Thursday, September 25, 2008

love in unexpected places (such as story collections and potato pots)

My reading tastes are both expansive and narrow—expansive in that I like more books than I dislike, and I need a blend of high and low culture to keep me feeling connected to the world at large. A little Remembrance of Things Past (which I started a few days ago out of some masochistic desire to read a 1,018-page book—and that’s just volume I), a little Us Weekly. Maybe a lot of Us Weekly.

But I’m narrow-minded in that if you drop me in a bookstore, I’ll end up in the fiction section like water sliding toward a drain. And within that section, you’ll find me reading novels, probably American, probably realistic and literary in tone, probably written after 1980.
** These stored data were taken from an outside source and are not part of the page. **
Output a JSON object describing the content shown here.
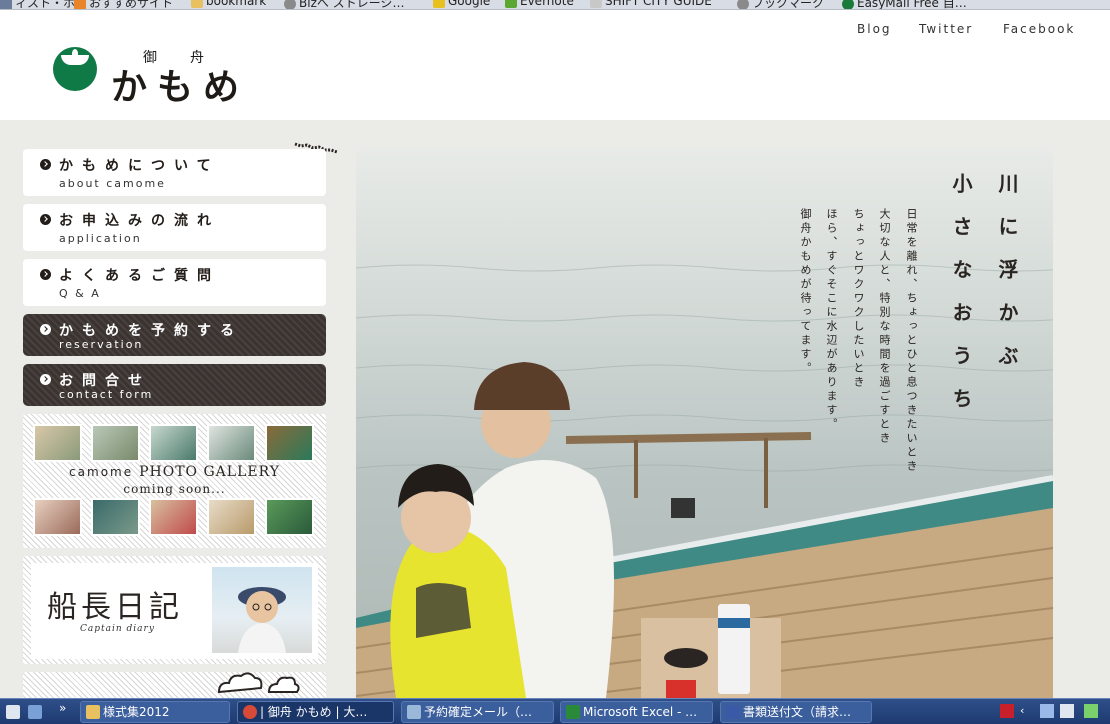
{
  "browser": {
    "bookmarks": [
      {
        "label": "ィスト・ホ…",
        "icon": "page-icon",
        "color": "#6b7b9a"
      },
      {
        "label": "おすすめサイト",
        "icon": "star-icon",
        "color": "#e8852a"
      },
      {
        "label": "bookmark",
        "icon": "folder-icon",
        "color": "#e8c060"
      },
      {
        "label": "Bizへ ストレージ…",
        "icon": "globe-icon",
        "color": "#8a8a8a"
      },
      {
        "label": "Google",
        "icon": "google-icon",
        "color": "#e8c020"
      },
      {
        "label": "Evernote",
        "icon": "evernote-icon",
        "color": "#5aa832"
      },
      {
        "label": "SHIFT CITY GUIDE",
        "icon": "page-icon",
        "color": "#c8c8c8"
      },
      {
        "label": "ブックマーク",
        "icon": "globe-icon",
        "color": "#8a8a8a"
      },
      {
        "label": "EasyMail Free 自…",
        "icon": "circle-icon",
        "color": "#1a7a3a"
      }
    ]
  },
  "header": {
    "logo_small_1": "御",
    "logo_small_2": "舟",
    "logo_text": "かもめ",
    "links": [
      "Blog",
      "Twitter",
      "Facebook"
    ],
    "brand_color": "#0f7a45"
  },
  "nav": [
    {
      "jp": "かもめについて",
      "en": "about camome",
      "style": "light"
    },
    {
      "jp": "お申込みの流れ",
      "en": "application",
      "style": "light"
    },
    {
      "jp": "よくあるご質問",
      "en": "Q & A",
      "style": "light"
    },
    {
      "jp": "かもめを予約する",
      "en": "reservation",
      "style": "dark"
    },
    {
      "jp": "お問合せ",
      "en": "contact form",
      "style": "dark"
    }
  ],
  "gallery": {
    "prefix": "camome",
    "title": "PHOTO GALLERY",
    "subtitle": "coming soon..."
  },
  "diary": {
    "title": "船長日記",
    "subtitle": "Captain diary"
  },
  "hero": {
    "headline": [
      "川に浮かぶ",
      "小さなおうち"
    ],
    "body": [
      "日常を離れ、ちょっとひと息つきたいとき",
      "大切な人と、特別な時間を過ごすとき",
      "ちょっとワクワクしたいとき",
      "ほら、すぐそこに水辺があります。",
      "御舟かもめが待ってます。"
    ]
  },
  "taskbar": {
    "tasks": [
      {
        "label": "様式集2012",
        "icon": "folder-icon",
        "color": "#e8c060"
      },
      {
        "label": "| 御舟 かもめ | 大…",
        "icon": "chrome-icon",
        "color": "#d84a38"
      },
      {
        "label": "予約確定メール（…",
        "icon": "notepad-icon",
        "color": "#9ab8d8"
      },
      {
        "label": "Microsoft Excel - …",
        "icon": "excel-icon",
        "color": "#2a8a3a"
      },
      {
        "label": "書類送付文（請求…",
        "icon": "word-icon",
        "color": "#3a5aa8"
      }
    ],
    "overflow": "»"
  }
}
So while Aimee Bender’s Willful Creatures isn’t an earth-shaking, drain-moving departure (she’s a contemporary American fiction writer—she even lives in L.A.), I was still surprised how much I liked it: It’s short stories, and so frequently I find short stories to be mean little teases, like the first date that either fails to get your attention or refuses to call you back. Also, it’s whimsical. Her characters have keys for fingers and pumpkins for heads. And while I love the idea of such charming absurdity, I often find it irrelevant and overly cutesy in practice (see Everything is Illuminated).

Except somehow Willful Creatures overcame my prejudices and became, possibly, one of my new favorite books. The stories are about love and family and war in the most surprising ways. “End of the Line,” about a man who keeps a tiny man in a cage as a pet and then as a torture victim—and then feels bad for torturing him but has no idea how to atone without causing more trouble—sums up U.S. foreign policy better than any New Yorker article I’ve read (not that I’ve read a lot. The David Sedaris essays and long articles about the history of, like, lettuce keep me pretty busy).

“Dearth,” about a woman with a magically regenerating pot of potatoes that eventually turn into babies, is a subtle and beautiful story of someone moving ever so slowly from a state of bitter mourning to a state of living, and it made me cry.

The moral of this story is that it’s good to open up one’s reading list just a crack. Hopefully I’ll do more of it this weekend at these readings:

From Daylight to Midnight: Benefit Poetry Marathon
Featuring Eloise Klein Healy, Pam Ward, Terry Wolverton and many, many others
10 a.m. to midnight
Ave. 50 Studio
131 N. Ave. 50, Los Angeles, 90042

The Literati Cocktail Hour/Rhapsodomancy Sampler
Featuring Jamie FitzGerald (yay!) and more
11:30 a.m.
The Robertson Coffee House Stage at the West Hollywood Book Fair
647 N. San Vicente Blvd., West Hollywood, 90069


Peter Varvel said...

Every now and then I give in to my mind's craving for People magazine and indulge in - savor, even - the mental junk food.
It's kind of the opposite of the "extremely rich food reading" of books like Memoirs of a Geisha.

Cheryl said...

It's salt-and-vinegar potato chips for the mind, and it's why I like to get in really long lines at the grocery store.